The Work of Art in the Age of Digital Reproduction

The Work of Art in the Age of Digital Reproduction

In the book the Work of Art in the Age of Mechanical Reproduction from 1936 critical theorist and member of the Frankfurt school Walter Benjamin discusses the work of art in modern time. He uses photography and film as examples of how the mechanical reproduction breaks with the traditional aspect of artworks, and with religious cultic aspects to be replaced by displayability.
All art is reproducible: what man has made, man has always been able to make again, however the reproduction of art is somewhat particular and have happened intermittently through time (Benjamin 3). Reproduction has been made possible with printing techniques, as in copperplate engraving and etching, which ultimately lead to lithography, but with photography the work done by hand was replaced by decisions made by the eye. The speed in which things could be photographed, the possibility of enlargement of sections, and with the film the introduction of a temporal narrative changed the work of art.

Further, Benjamin writes that the invention of the photography has removed the reproduced artwork of its ritual value and its aura. “The genuineness of an art work is the quintessence of everything since its creation that can be handed down, from its material duration to the historical witness that it bears” (7).
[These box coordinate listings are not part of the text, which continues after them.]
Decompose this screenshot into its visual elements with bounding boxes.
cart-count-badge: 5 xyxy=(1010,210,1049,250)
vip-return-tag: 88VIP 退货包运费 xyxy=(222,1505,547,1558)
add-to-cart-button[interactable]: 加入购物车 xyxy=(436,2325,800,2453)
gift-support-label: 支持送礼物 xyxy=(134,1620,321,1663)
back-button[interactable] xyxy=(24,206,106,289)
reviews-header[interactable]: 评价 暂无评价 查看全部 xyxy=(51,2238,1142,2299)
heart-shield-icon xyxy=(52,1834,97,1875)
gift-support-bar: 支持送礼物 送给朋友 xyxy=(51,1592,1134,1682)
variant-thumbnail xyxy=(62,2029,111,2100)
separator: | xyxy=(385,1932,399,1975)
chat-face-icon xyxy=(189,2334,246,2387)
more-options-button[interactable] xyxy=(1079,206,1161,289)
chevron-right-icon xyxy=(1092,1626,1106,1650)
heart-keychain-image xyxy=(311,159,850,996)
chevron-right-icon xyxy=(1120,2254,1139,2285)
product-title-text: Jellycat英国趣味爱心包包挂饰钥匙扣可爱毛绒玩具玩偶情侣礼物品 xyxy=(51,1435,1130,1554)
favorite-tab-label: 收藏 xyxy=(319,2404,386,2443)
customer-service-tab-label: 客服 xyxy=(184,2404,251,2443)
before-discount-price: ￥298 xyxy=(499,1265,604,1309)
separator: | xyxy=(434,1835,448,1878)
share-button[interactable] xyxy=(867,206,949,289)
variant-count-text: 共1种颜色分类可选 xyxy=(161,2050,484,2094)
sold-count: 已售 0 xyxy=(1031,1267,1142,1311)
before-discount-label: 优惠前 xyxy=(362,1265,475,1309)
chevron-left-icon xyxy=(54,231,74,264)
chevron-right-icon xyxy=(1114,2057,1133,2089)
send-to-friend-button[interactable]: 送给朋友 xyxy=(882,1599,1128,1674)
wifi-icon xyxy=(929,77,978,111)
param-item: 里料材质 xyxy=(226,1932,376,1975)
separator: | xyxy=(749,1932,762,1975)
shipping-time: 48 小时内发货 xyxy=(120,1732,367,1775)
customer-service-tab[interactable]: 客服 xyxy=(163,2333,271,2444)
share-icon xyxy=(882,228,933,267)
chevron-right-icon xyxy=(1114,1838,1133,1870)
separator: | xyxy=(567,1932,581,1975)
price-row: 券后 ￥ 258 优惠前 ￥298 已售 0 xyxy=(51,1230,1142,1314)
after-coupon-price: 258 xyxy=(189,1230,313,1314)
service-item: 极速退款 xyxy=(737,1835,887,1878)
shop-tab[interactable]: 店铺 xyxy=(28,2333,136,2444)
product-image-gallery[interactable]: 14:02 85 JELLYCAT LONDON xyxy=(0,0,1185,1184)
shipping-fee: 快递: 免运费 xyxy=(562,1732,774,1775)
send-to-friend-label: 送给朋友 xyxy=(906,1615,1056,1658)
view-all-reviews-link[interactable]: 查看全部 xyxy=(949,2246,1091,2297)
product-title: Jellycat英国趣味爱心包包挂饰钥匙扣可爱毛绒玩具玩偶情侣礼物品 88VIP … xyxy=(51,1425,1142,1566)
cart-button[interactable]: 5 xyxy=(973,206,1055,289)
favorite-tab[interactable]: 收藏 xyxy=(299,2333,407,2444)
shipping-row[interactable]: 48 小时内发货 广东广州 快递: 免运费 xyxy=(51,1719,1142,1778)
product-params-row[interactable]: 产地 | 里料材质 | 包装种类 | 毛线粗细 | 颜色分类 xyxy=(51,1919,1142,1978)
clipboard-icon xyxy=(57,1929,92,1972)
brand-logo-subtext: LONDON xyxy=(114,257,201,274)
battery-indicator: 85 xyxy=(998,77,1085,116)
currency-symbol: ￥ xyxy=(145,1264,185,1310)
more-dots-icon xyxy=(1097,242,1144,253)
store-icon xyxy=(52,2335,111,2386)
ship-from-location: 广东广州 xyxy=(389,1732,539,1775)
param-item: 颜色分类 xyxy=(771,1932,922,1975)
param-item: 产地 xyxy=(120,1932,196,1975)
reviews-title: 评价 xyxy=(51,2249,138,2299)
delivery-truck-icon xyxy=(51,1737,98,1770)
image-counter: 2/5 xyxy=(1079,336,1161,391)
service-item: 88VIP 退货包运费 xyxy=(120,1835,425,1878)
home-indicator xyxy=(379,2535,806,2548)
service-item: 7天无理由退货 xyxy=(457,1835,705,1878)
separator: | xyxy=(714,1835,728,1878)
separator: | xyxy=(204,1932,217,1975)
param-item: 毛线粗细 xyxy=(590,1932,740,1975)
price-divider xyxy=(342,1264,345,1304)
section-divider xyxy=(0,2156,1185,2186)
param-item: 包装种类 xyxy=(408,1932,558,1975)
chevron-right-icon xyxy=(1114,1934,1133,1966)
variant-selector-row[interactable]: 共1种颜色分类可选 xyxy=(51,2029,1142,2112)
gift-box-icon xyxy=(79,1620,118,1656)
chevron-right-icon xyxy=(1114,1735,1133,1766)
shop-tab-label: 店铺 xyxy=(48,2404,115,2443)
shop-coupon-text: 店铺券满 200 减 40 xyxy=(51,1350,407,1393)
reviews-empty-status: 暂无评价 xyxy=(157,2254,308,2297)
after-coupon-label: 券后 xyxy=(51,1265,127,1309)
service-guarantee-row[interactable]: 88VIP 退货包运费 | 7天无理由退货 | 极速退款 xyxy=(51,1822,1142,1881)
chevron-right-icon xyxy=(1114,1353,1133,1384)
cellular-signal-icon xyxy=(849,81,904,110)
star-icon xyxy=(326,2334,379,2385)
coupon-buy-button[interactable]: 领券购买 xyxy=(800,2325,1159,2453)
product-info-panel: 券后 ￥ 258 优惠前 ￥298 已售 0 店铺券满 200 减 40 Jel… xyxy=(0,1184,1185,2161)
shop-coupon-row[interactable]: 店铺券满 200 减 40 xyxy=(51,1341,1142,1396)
This constitutes the aura of the work, and as the work is reproduce this disappears. Let us exemplify this by the comparison between the famous mural The Last Supper by Leonardo da Vinci and a postcard depicturing this mural. The actual mural, and as for paintings in general, is not suitable for being watched by many simultaneously, but the reproduced copy can be seen by many more and can be seen other places than in Milan. The emphasis of the painting is its cultic value the photographic reproduction its displayability.

The film in 1936 was a physical film exposed to light, chemically processed into a negative, which could be produced into many exemplars. None of the copies was being more authentic than the others. This effect is increased with the emergence of digital media. In the age of digital reproduction it is meaningless to speak about an original or master, since copies can be extracted without a loss in quality since they consists of exactly the same stream of bits as the original. We can say that the digital reproduction is taken yet another step from the mechanically reproduction since an exemplar is now existing in the world without a physical manifestation in itself. It is being stored on hard drives, but unlike the film negative, it is not chemically imprinted into the hardware but stored in magnetically particles or in solid-state disks. Whether the work is located on a server accessed through the Internet – in the cloud – or in a memory card in your computer, the bit stream is abstracted from a physical presence. A file, a sequence of binary bits, will as long as it is not altered by compression or other methods, stay in the same bit-stream independent of which computer, memory-card or disk-medium it exists. The work of art, digitally reproduced is no longer bound to a physical media, neither is it bound to a geographical place.
Simultaneously as this is happening, some cell phone applications try to resemble a visual expression from the past, through digitally manipulating pictures to look like those shoot with a pinhole camera, or adding elements resembling the holes of a film reel or the white plane at the bottom of a Polaroid picture. The digital reproduction has started a trend where mechanical reproduction is emulated.

Literature
Benjamin, Walter (2008) The Work of Art in the Age of Mechanical Reproduction London: Penguin Books

The picture is shot during a trip to France and Spain the summer of 2008 at the Walter Benjamin Memorial in the Spanish city of Port Bou close to the French border. Benjamin died here while fleeing from the Nazi Germany 27th of September 1940.

4 thoughts on “The Work of Art in the Age of Digital Reproduction

  1. Spennende blogginnlegg, lurer bare på hvorfor du omtaler esseyet til Benjamin som “the book”?

  2. Det har jeg ikke et godt svar på. Av grunner jeg kan komme på nå i ettertid kan det være at jeg har essayet som en tynn tynn bok. Riktignok er denne boka også fylt med andre tekster av Benjamin. Glad du syntes artikkelen var spennende.